The Labour party on Tuesday evening published its plans to kick-start the Dutch economy and get the government’s finances back under control, based on the principle of ‘collective prosperity above individual wealth’.
The package of measures, which the party says will save €20bn, include income-related healthcare fees, limits to mortgage tax relief and tougher supervision and taxation of the financial sector.
The minority government and alliance partner PVV are currently locked in negotiations to raise at least €9bn in order to reduce the budget deficit to below the eurozone limit of 3%.
Presenting Labour’s plans, the opposition party’s new leader Diederick Samsom said the time is now ripe for ‘clear choices’ to restore confidence in the country.
‘The Netherlands’ strength and the confidence of its people is not based on the size of the government’s income but on job security, safe streets, affordable housing, good schools, a nearby hospital and reliable energy provision,’ Samsom said.
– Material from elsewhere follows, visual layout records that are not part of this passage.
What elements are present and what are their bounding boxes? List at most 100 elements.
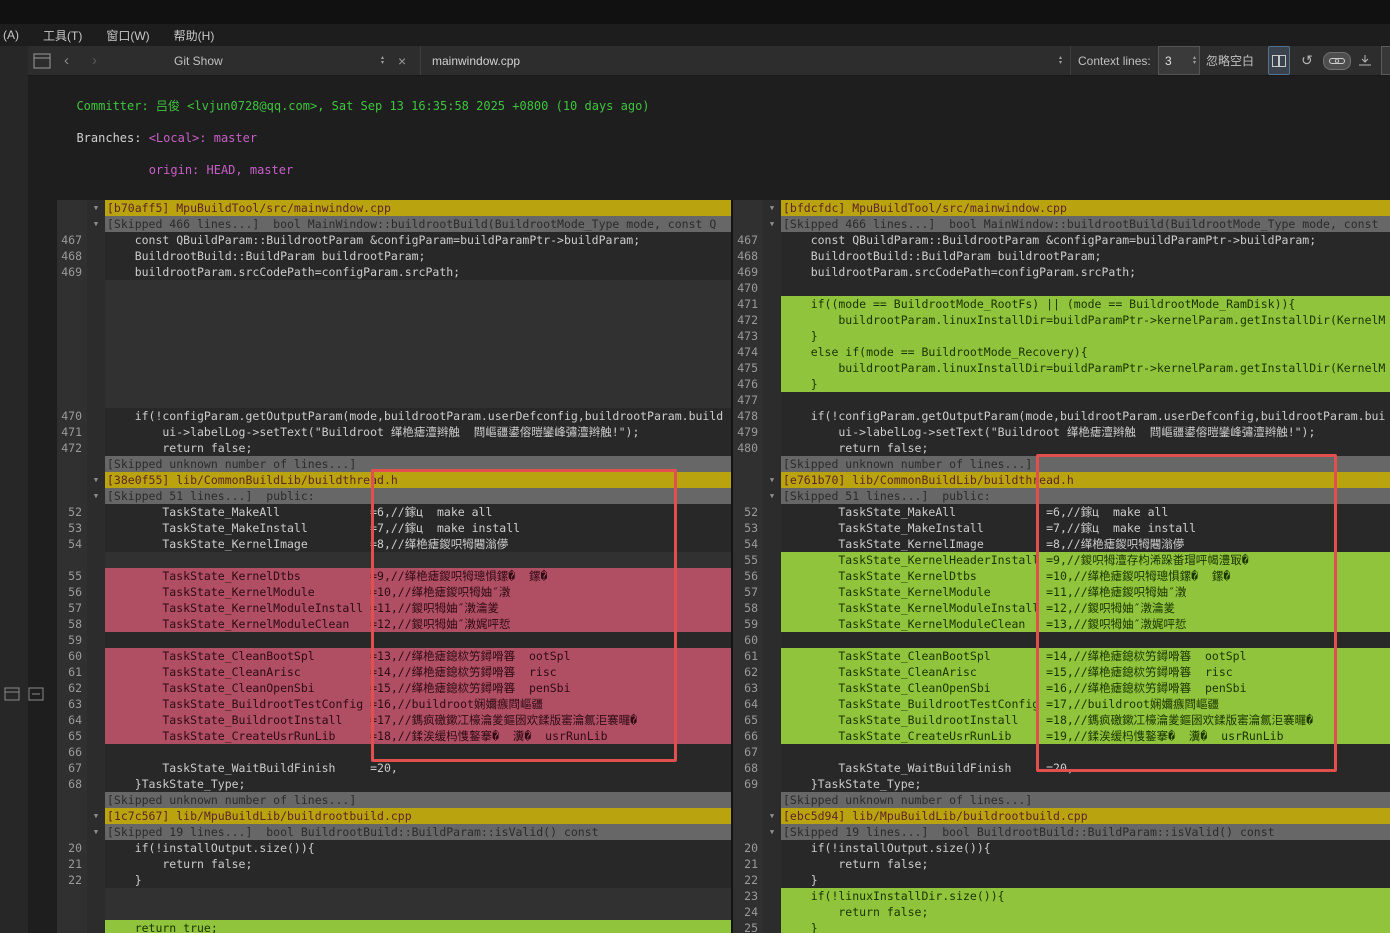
diff-code-row[interactable]: 480 return false; [733, 440, 1390, 456]
diff-file-header[interactable]: ▼[ebc5d94] lib/MpuBuildLib/buildrootbuil… [733, 808, 1390, 824]
diff-added-row[interactable]: 25 } [733, 920, 1390, 933]
diff-code-row[interactable]: 469 buildrootParam.srcCodePath=configPar… [733, 264, 1390, 280]
diff-added-row[interactable]: 475 buildrootParam.linuxInstallDir=build… [733, 360, 1390, 376]
diff-removed-row[interactable]: 60 TaskState_CleanBootSpl =13,//缂栬瘧鎴栨竻鐞嗗… [57, 648, 731, 664]
diff-code-row[interactable]: 53 TaskState_MakeInstall =7,//鎵ц make in… [57, 520, 731, 536]
diff-removed-row[interactable]: 58 TaskState_KernelModuleClean =12,//鍐呮牳… [57, 616, 731, 632]
diff-skipped-row[interactable]: ▼[Skipped 51 lines...] public: [733, 488, 1390, 504]
close-diff-icon[interactable]: × [398, 46, 406, 75]
view-selector-combobox[interactable]: Git Show ▴▾ [166, 46, 390, 75]
side-by-side-diff-icon[interactable] [1268, 46, 1290, 75]
diff-code-row[interactable]: 478 if(!configParam.getOutputParam(mode,… [733, 408, 1390, 424]
menu-item-help[interactable]: 帮助(H) [174, 27, 215, 44]
diff-added-row[interactable]: 61 TaskState_CleanBootSpl =14,//缂栬瘧鎴栨竻鐞嗗… [733, 648, 1390, 664]
link-with-editor-icon[interactable] [1323, 52, 1351, 70]
ignore-whitespace-toggle[interactable]: 忽略空白 [1206, 46, 1254, 75]
diff-empty-row[interactable]: 470 [733, 280, 1390, 296]
file-selector-combobox[interactable]: mainwindow.cpp ▴▾ [424, 46, 1068, 75]
diff-removed-row[interactable]: 65 TaskState_CreateUsrRunLib =18,//鍒涘缓杩愯… [57, 728, 731, 744]
diff-skipped-row[interactable]: [Skipped unknown number of lines...] [733, 456, 1390, 472]
fold-marker-icon[interactable]: ▼ [87, 200, 105, 216]
diff-code-row[interactable]: 22 } [733, 872, 1390, 888]
diff-file-header[interactable]: ▼[38e0f55] lib/CommonBuildLib/buildthrea… [57, 472, 731, 488]
menu-item-window[interactable]: 窗口(W) [106, 27, 149, 44]
back-icon[interactable]: ‹ [64, 46, 69, 75]
diff-added-row[interactable]: 471 if((mode == BuildrootMode_RootFs) ||… [733, 296, 1390, 312]
diff-added-row[interactable]: 55 TaskState_KernelHeaderInstall =9,//鍐呮… [733, 552, 1390, 568]
diff-code-row[interactable]: 21 return false; [733, 856, 1390, 872]
diff-skipped-row[interactable]: ▼[Skipped 466 lines...] bool MainWindow:… [57, 216, 731, 232]
diff-added-row[interactable]: 59 TaskState_KernelModuleClean =13,//鍐呮牳… [733, 616, 1390, 632]
diff-added-row[interactable]: 24 return false; [733, 904, 1390, 920]
menu-item-tools[interactable]: 工具(T) [43, 27, 82, 44]
diff-skipped-row[interactable]: ▼[Skipped 19 lines...] bool BuildrootBui… [733, 824, 1390, 840]
diff-code-row[interactable]: 467 const QBuildParam::BuildrootParam &c… [57, 232, 731, 248]
diff-code-row[interactable]: 468 BuildrootBuild::BuildParam buildroot… [733, 248, 1390, 264]
diff-code-row[interactable]: 54 TaskState_KernelImage =8,//缂栬瘧鍐呮牳闀滃儚 [57, 536, 731, 552]
fold-marker-icon[interactable]: ▼ [87, 488, 105, 504]
diff-code-row[interactable]: 54 TaskState_KernelImage =8,//缂栬瘧鍐呮牳闀滃儚 [733, 536, 1390, 552]
diff-skipped-row[interactable]: ▼[Skipped 51 lines...] public: [57, 488, 731, 504]
diff-added-row[interactable]: 472 buildrootParam.linuxInstallDir=build… [733, 312, 1390, 328]
diff-added-row[interactable]: 56 TaskState_KernelDtbs =10,//缂栬瘧鍐呮牳璁惧鏍�… [733, 568, 1390, 584]
diff-code-row[interactable]: 67 TaskState_WaitBuildFinish =20, [57, 760, 731, 776]
fold-marker-icon[interactable]: ▼ [87, 808, 105, 824]
context-lines-stepper[interactable]: 3 ▴▾ [1158, 46, 1200, 75]
diff-code-row[interactable]: 68 TaskState_WaitBuildFinish =20, [733, 760, 1390, 776]
diff-code-row[interactable]: 468 BuildrootBuild::BuildParam buildroot… [57, 248, 731, 264]
diff-empty-row[interactable]: 66 [57, 744, 731, 760]
diff-removed-row[interactable]: 55 TaskState_KernelDtbs =9,//缂栬瘧鍐呮牳璁惧鏍� … [57, 568, 731, 584]
forward-icon[interactable]: › [92, 46, 97, 75]
diff-code-row[interactable]: 68 }TaskState_Type; [57, 776, 731, 792]
fold-marker-icon[interactable]: ▼ [763, 808, 781, 824]
diff-added-row[interactable]: 65 TaskState_BuildrootInstall =18,//鎷疯礉鏉… [733, 712, 1390, 728]
diff-added-row[interactable]: 474 else if(mode == BuildrootMode_Recove… [733, 344, 1390, 360]
diff-added-row[interactable]: 66 TaskState_CreateUsrRunLib =19,//鍒涘缓杩愯… [733, 728, 1390, 744]
fold-marker-icon[interactable]: ▼ [763, 200, 781, 216]
diff-added-row[interactable]: 57 TaskState_KernelModule =11,//缂栬瘧鍐呮牳妯″… [733, 584, 1390, 600]
diff-code-row[interactable]: 53 TaskState_MakeInstall =7,//鎵ц make in… [733, 520, 1390, 536]
diff-code-row[interactable]: 469 buildrootParam.srcCodePath=configPar… [57, 264, 731, 280]
diff-code-row[interactable]: 22 } [57, 872, 731, 888]
fold-marker-icon[interactable]: ▼ [87, 216, 105, 232]
diff-removed-row[interactable]: 56 TaskState_KernelModule =10,//缂栬瘧鍐呮牳妯″… [57, 584, 731, 600]
fold-marker-icon[interactable]: ▼ [763, 488, 781, 504]
diff-file-header[interactable]: ▼[1c7c567] lib/MpuBuildLib/buildrootbuil… [57, 808, 731, 824]
fold-marker-icon[interactable]: ▼ [763, 472, 781, 488]
diff-removed-row[interactable]: 62 TaskState_CleanOpenSbi =15,//缂栬瘧鎴栨竻鐞嗗… [57, 680, 731, 696]
diff-code-row[interactable]: 20 if(!installOutput.size()){ [733, 840, 1390, 856]
diff-added-row[interactable]: 58 TaskState_KernelModuleInstall =12,//鍐… [733, 600, 1390, 616]
diff-file-header[interactable]: ▼[b70aff5] MpuBuildTool/src/mainwindow.c… [57, 200, 731, 216]
diff-added-row[interactable]: 63 TaskState_CleanOpenSbi =16,//缂栬瘧鎴栨竻鐞嗗… [733, 680, 1390, 696]
diff-removed-row[interactable]: 57 TaskState_KernelModuleInstall =11,//鍐… [57, 600, 731, 616]
diff-removed-row[interactable]: 63 TaskState_BuildrootTestConfig =16,//b… [57, 696, 731, 712]
fold-marker-icon[interactable]: ▼ [87, 472, 105, 488]
diff-empty-row[interactable]: 477 [733, 392, 1390, 408]
diff-skipped-row[interactable]: ▼[Skipped 466 lines...] bool MainWindow:… [733, 216, 1390, 232]
diff-code-row[interactable]: 479 ui->labelLog->setText("Buildroot 缂栬瘧… [733, 424, 1390, 440]
diff-added-row[interactable]: 23 if(!linuxInstallDir.size()){ [733, 888, 1390, 904]
diff-added-row[interactable]: 62 TaskState_CleanArisc =15,//缂栬瘧鎴栨竻鐞嗗簭 … [733, 664, 1390, 680]
unfold-all-icon[interactable] [4, 687, 20, 701]
diff-skipped-row[interactable]: [Skipped unknown number of lines...] [57, 792, 731, 808]
diff-code-row[interactable]: 467 const QBuildParam::BuildrootParam &c… [733, 232, 1390, 248]
stepper-arrows-icon[interactable]: ▴▾ [1193, 56, 1196, 66]
diff-skipped-row[interactable]: ▼[Skipped 19 lines...] bool BuildrootBui… [57, 824, 731, 840]
diff-code-row[interactable]: 69 }TaskState_Type; [733, 776, 1390, 792]
documents-panel-icon[interactable] [33, 46, 51, 75]
diff-added-row[interactable]: 64 TaskState_BuildrootTestConfig =17,//b… [733, 696, 1390, 712]
diff-code-row[interactable]: 52 TaskState_MakeAll =6,//鎵ц make all [733, 504, 1390, 520]
fold-marker-icon[interactable]: ▼ [763, 824, 781, 840]
diff-code-row[interactable]: 52 TaskState_MakeAll =6,//鎵ц make all [57, 504, 731, 520]
reload-icon[interactable]: ↺ [1296, 46, 1318, 75]
diff-code-row[interactable]: 470 if(!configParam.getOutputParam(mode,… [57, 408, 731, 424]
export-diff-icon[interactable] [1354, 46, 1376, 75]
diff-code-row[interactable]: 471 ui->labelLog->setText("Buildroot 缂栬瘧… [57, 424, 731, 440]
diff-added-row[interactable]: 473 } [733, 328, 1390, 344]
diff-file-header[interactable]: ▼[bfdcfdc] MpuBuildTool/src/mainwindow.c… [733, 200, 1390, 216]
fold-marker-icon[interactable]: ▼ [87, 824, 105, 840]
diff-removed-row[interactable]: 64 TaskState_BuildrootInstall =17,//鎷疯礉鏉… [57, 712, 731, 728]
diff-empty-row[interactable]: 60 [733, 632, 1390, 648]
diff-code-row[interactable]: 20 if(!installOutput.size()){ [57, 840, 731, 856]
menu-item-analysis[interactable]: (A) [3, 28, 19, 42]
Labour estimates its plans would eventually improve the government’s finances by €20bn, reducing the budget deficit to 1% by 2015. But the figures have not yet been finalised and the party has asked the government’s macro-economic forecasting agency CPB to carry out its own analysis of the financial impact of the plans.
Seven key areas
Nevertheless, Samsom said Labour does not want to reduce the budget deficit to under 3% by next year, as Brussels demands, because this will cause too much damage to the economy.
The plans focus on seven key areas: jobs, healthcare, housing, security, education, sustainability and the financial sector.